The road more or less travelled.

It makes sense that the deepest winter should be the end of one year and the beginning of the next. It is a good time for taking stock. When the idea was invented, the idea of ending and beginning a year on a certain day, it was the time (in the northern hemisphere, at least… where the idea was invented) that we huddled round the fire on the long nights, thinking about things, once we were bored with singing and bad poetry. It was a time to reflect on how cold it was and how disappointed we were in ourselves.

This weekend, we are standing at the beginning of January, the reflecting has been done, we have resolved to be and do better, and it feels, just as it does every year, as if the reset button has been pressed. That sensation is helped along in Lisbon as the sun is shining, and the weather is crisp and bright and cold. It is bright and shiny (apart from the goddam graffiti) and rebooted.

If you, like me, suffer from/enjoy (delete as necessary) time-space synaesthesia, you may be seeing this reset on your internal visual calendar. On the 31st of December each year, I am at the end of a bumpy road, filled with potholes and bumps, covered with bad things and good, experiences and objects, and it stretches out and back and down to my right.

But on the 1st of January each year, I wake up standing at the beginning of another road.
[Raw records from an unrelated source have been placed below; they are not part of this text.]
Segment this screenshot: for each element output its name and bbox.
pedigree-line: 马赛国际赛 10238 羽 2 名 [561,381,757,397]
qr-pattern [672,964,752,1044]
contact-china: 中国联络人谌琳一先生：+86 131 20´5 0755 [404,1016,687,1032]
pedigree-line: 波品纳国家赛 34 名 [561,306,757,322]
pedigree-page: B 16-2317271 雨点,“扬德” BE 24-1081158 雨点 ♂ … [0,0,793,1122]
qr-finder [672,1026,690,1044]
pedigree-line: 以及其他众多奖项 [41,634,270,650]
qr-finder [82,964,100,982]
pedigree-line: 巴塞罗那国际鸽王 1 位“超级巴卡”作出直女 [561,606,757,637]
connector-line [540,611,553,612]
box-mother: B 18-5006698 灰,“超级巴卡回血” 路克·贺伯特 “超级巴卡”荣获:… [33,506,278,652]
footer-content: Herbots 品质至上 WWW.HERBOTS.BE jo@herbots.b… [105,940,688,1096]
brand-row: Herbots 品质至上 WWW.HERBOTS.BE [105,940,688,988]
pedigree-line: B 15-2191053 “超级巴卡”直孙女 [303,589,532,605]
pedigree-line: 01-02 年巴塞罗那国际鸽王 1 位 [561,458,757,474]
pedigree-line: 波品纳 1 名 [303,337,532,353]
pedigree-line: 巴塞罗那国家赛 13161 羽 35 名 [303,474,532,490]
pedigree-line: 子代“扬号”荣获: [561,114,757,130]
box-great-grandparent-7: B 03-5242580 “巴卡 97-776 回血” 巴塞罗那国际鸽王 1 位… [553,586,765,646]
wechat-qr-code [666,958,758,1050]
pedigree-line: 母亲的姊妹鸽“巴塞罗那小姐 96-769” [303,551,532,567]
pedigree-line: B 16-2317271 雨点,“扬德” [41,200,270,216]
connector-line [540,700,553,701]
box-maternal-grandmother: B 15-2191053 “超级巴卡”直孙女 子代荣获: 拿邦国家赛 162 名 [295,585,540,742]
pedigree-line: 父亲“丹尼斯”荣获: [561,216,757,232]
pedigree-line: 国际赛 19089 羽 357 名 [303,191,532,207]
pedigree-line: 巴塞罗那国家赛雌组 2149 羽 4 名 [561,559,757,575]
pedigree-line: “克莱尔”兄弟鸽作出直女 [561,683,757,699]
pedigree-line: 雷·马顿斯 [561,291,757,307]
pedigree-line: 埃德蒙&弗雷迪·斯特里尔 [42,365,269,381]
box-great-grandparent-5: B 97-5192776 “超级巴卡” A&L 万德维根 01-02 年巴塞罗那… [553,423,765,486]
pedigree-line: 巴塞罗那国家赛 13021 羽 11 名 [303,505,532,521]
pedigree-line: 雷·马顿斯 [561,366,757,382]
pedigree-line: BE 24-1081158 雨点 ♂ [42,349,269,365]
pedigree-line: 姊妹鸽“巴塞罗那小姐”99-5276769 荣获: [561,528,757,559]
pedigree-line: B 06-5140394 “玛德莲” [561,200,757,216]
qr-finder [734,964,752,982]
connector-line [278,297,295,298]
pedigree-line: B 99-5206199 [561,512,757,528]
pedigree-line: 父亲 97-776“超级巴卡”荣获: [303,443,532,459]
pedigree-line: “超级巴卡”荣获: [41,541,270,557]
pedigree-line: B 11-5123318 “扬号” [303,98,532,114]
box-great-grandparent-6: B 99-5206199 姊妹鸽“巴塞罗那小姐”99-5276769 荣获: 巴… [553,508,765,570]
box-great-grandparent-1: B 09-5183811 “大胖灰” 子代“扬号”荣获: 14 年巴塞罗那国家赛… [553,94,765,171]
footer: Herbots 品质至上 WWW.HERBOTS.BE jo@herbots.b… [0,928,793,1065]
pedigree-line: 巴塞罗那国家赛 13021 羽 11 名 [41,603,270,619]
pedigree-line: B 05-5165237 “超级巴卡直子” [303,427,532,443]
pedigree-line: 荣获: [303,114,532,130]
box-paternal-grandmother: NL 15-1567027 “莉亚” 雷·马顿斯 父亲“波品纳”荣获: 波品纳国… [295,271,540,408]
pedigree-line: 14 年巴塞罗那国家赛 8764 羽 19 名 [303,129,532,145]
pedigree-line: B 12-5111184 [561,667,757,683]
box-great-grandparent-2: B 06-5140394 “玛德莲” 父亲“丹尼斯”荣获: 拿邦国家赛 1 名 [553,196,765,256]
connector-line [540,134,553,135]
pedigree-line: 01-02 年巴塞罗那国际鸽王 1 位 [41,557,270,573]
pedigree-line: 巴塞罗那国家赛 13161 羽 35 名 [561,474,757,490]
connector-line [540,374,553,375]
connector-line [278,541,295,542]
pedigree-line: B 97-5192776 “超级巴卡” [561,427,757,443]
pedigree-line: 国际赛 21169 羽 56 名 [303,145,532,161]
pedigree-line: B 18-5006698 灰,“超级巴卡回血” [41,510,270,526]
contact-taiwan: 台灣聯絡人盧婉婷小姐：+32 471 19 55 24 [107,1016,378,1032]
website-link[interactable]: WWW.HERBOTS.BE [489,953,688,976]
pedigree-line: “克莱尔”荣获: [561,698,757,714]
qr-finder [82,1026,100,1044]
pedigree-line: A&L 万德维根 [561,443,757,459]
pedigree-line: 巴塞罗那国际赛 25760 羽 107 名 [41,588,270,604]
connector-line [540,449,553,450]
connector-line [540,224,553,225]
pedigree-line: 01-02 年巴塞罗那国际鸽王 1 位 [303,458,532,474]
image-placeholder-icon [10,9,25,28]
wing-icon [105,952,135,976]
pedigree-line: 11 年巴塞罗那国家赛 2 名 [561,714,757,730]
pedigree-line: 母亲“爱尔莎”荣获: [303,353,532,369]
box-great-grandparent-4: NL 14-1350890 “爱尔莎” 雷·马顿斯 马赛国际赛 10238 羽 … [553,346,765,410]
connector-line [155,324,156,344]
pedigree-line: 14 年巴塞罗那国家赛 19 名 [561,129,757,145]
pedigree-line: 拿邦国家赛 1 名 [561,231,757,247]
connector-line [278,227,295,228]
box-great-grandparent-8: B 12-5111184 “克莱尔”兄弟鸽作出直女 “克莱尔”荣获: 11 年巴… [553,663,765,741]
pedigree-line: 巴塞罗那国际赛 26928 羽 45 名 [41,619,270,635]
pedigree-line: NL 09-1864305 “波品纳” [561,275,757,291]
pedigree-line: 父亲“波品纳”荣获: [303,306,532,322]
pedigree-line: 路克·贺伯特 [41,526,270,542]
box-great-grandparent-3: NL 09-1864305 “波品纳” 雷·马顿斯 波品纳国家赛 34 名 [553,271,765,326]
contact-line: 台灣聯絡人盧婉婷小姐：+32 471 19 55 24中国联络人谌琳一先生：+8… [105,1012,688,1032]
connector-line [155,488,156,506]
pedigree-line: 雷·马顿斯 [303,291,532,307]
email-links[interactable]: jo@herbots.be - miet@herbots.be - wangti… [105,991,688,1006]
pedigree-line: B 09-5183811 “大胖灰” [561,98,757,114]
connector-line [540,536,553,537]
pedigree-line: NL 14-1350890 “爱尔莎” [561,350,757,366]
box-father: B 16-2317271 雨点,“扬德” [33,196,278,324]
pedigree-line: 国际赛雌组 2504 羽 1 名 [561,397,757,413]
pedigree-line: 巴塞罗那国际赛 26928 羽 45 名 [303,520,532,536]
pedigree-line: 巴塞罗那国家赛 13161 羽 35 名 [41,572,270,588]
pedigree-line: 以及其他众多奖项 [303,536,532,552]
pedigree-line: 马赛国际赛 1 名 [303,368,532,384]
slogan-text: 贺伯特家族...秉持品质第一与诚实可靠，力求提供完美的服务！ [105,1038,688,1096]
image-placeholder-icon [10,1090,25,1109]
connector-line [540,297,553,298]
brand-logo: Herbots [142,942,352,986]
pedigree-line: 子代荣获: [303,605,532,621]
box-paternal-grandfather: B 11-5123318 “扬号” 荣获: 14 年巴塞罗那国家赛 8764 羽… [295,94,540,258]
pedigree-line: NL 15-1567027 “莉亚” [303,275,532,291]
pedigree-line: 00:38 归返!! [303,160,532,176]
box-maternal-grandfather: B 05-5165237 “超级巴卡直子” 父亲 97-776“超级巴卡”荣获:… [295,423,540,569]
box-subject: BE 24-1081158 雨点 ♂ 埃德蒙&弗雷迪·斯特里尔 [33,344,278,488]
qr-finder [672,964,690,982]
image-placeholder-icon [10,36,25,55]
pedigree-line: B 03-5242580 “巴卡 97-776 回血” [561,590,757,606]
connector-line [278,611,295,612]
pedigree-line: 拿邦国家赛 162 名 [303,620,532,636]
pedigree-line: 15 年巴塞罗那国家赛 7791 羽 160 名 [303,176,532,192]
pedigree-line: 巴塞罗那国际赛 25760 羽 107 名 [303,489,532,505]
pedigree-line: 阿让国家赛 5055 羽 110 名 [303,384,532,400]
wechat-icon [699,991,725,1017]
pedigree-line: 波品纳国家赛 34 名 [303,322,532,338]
January is straight ahead of me, black and white and clear, rising up, but the rest of the year is curving around to the left and everything past January is a little blurry. February is almost non existent (I think because it’s usually when I realise that the new year is pretty much going to be the same as the old one), March is bigger, grey, and the road has dipped down. April and May are bright and big blocks, the colour of sunlight on fresh leaves curving into the summer, on a flat plain. June is oddly silent and I can’t see it. July and August dominate the rest of the year, stretching out to the left for far more than their actual allotted time of 1/6th of the year (this a leftover from childhood when summer holidays seemed to last forever). September, October and November are crunched up and lower down than the summer, bunched up in front of December, which rises up at the very end, when the year 2015 ends in total darkness. 2016 is, so far, non existent in my visual calendar.

This 2015 road, however, is entirely empty of everything except potential.

The crazy bit is that we do, from day to the next, feel like there is new potential for us in the year to come. Crazy, because it’s just another day in the continuum of days. It’s only the new year because someone once decided that January 1st was January 1st and the first day of the new year.

But walk out on the street in the first week of January and there is a genuine feeling of “let’s try this again”, “yes we can!” and other obnoxious motivational poster slogans. We will spend a couple of weeks cheerfully and genuinely wishing each other a happy new year, a successful new year, and hoping and believing that yes, THIS year will be different and better for all of us.

Of course, it won’t be, but we can hope, can’t we? Although only six people in the world ever stick to their new year’s resolutions for more than a week, at least we try to be and do better, for a while, at least and hope that the potholes bumps in the road won’t be too devastating.

Up and at it, 2015!!! Happy new year.